U.S. Rep.-elect Ann Kirkpatrick, a Flagstaff Democrat, is not ready to take a stand on the proposed bans on assault weapons and high-capacity magazines.


(Updated with a brief comment from Sen.-elect Jeff Flake, at the bottom.)

The third member of Congress scheduled to represent Southern Arizona next session is not taking a stand yet on a possible assault-weapons ban.

Late yesterday, I asked U.S. Rep.-elect Ann Kirkpatrick, through her spokeswoman, what her position is on a possible assault-weapons ban or a ban on selling high-capacity magazines. Kirkpatrick, a Democrat from Flagstaff, was in a meeting in Casa Grande Monday night and didn't get back to me till today with this written response:

"We need everything and everyone at the table if we are going to engage in an earnest, productive conversation about taking action. I have always been a strong supporter of the Second Amendment right to responsibly bear arms. But we have to take a hard look at our safety laws and procedures, our mental-health system, and the ways that gun violence is afflicting our society."

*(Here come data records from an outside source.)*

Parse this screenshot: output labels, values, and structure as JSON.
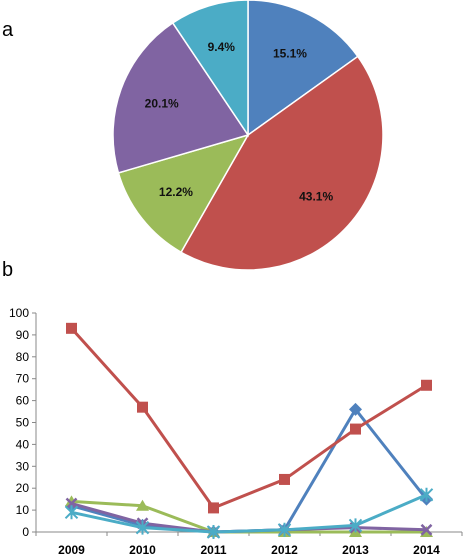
{
  "panels": {
    "a": "a",
    "b": "b"
  },
  "chart_data": [
    {
      "type": "pie",
      "slices": [
        {
          "label": "15.1%",
          "value": 15.1,
          "color": "#4f81bd"
        },
        {
          "label": "43.1%",
          "value": 43.1,
          "color": "#c0504d"
        },
        {
          "label": "12.2%",
          "value": 12.2,
          "color": "#9bbb59"
        },
        {
          "label": "20.1%",
          "value": 20.1,
          "color": "#8064a2"
        },
        {
          "label": "9.4%",
          "value": 9.4,
          "color": "#4bacc6"
        }
      ]
    },
    {
      "type": "line",
      "x": [
        "2009",
        "2010",
        "2011",
        "2012",
        "2013",
        "2014"
      ],
      "ylim": [
        0,
        100
      ],
      "yticks": [
        0,
        10,
        20,
        30,
        40,
        50,
        60,
        70,
        80,
        90,
        100
      ],
      "grid": false,
      "series": [
        {
          "color": "#4f81bd",
          "marker": "diamond",
          "values": [
            12,
            3,
            0,
            1,
            56,
            15
          ]
        },
        {
          "color": "#c0504d",
          "marker": "square",
          "values": [
            93,
            57,
            11,
            24,
            47,
            67
          ]
        },
        {
          "color": "#9bbb59",
          "marker": "triangle",
          "values": [
            14,
            12,
            0,
            0,
            0,
            0
          ]
        },
        {
          "color": "#8064a2",
          "marker": "x",
          "values": [
            13,
            4,
            0,
            1,
            2,
            1
          ]
        },
        {
          "color": "#4bacc6",
          "marker": "star",
          "values": [
            9,
            2,
            0,
            1,
            3,
            17
          ]
        }
      ]
    }
  ]
}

This view contrasts with the two returning members of Congress from Southern Arizona, Democrats Ron Barber and Raúl Grijalva. In my story today, both expressed strong support for banning the sale of so-called assault weapons and high-capacity magazines.

Barber, who was severely wounded in the Jan. 8 2011 mass shooting in Tucson, also has a guest opinion on the topic in today's Star.

They also pushed for improvements in the system for identifying and helping the mentally ill, as well as keeping firearms out of their hands.

Although all three are Democrats, they represent significantly different populations. Kirkpatrick's district includes most of rural eastern and northern Arizona, where support for gun-rights is especially strong. Her vast district stretches all the way south to Oro Valley and Marana.

Kirkpatrick painted herself as a daughter of rural Eastern Arizona in her campaign and proudly proclaimed herself a gun owner with an A rating from the NRA.

For his part, Republican U.S. Sen. John McCain's staff issued a statement calling for a national discussion — something Barber and Grijalva said the country needs to move past.

"Senator McCain believes we need a national conversation on all the issues this tragedy has raised, including but not limited to gun laws. He's open to considering proposals and looks forward to engaging in that conversation."

Sen.-elect Jeff Flake, also a Republican, issued this written statement: "In the new year and the new Congress, there will be plenty of opportunities to debate these issues. For now, we need to focus on honoring the victims and providing comfort to their families."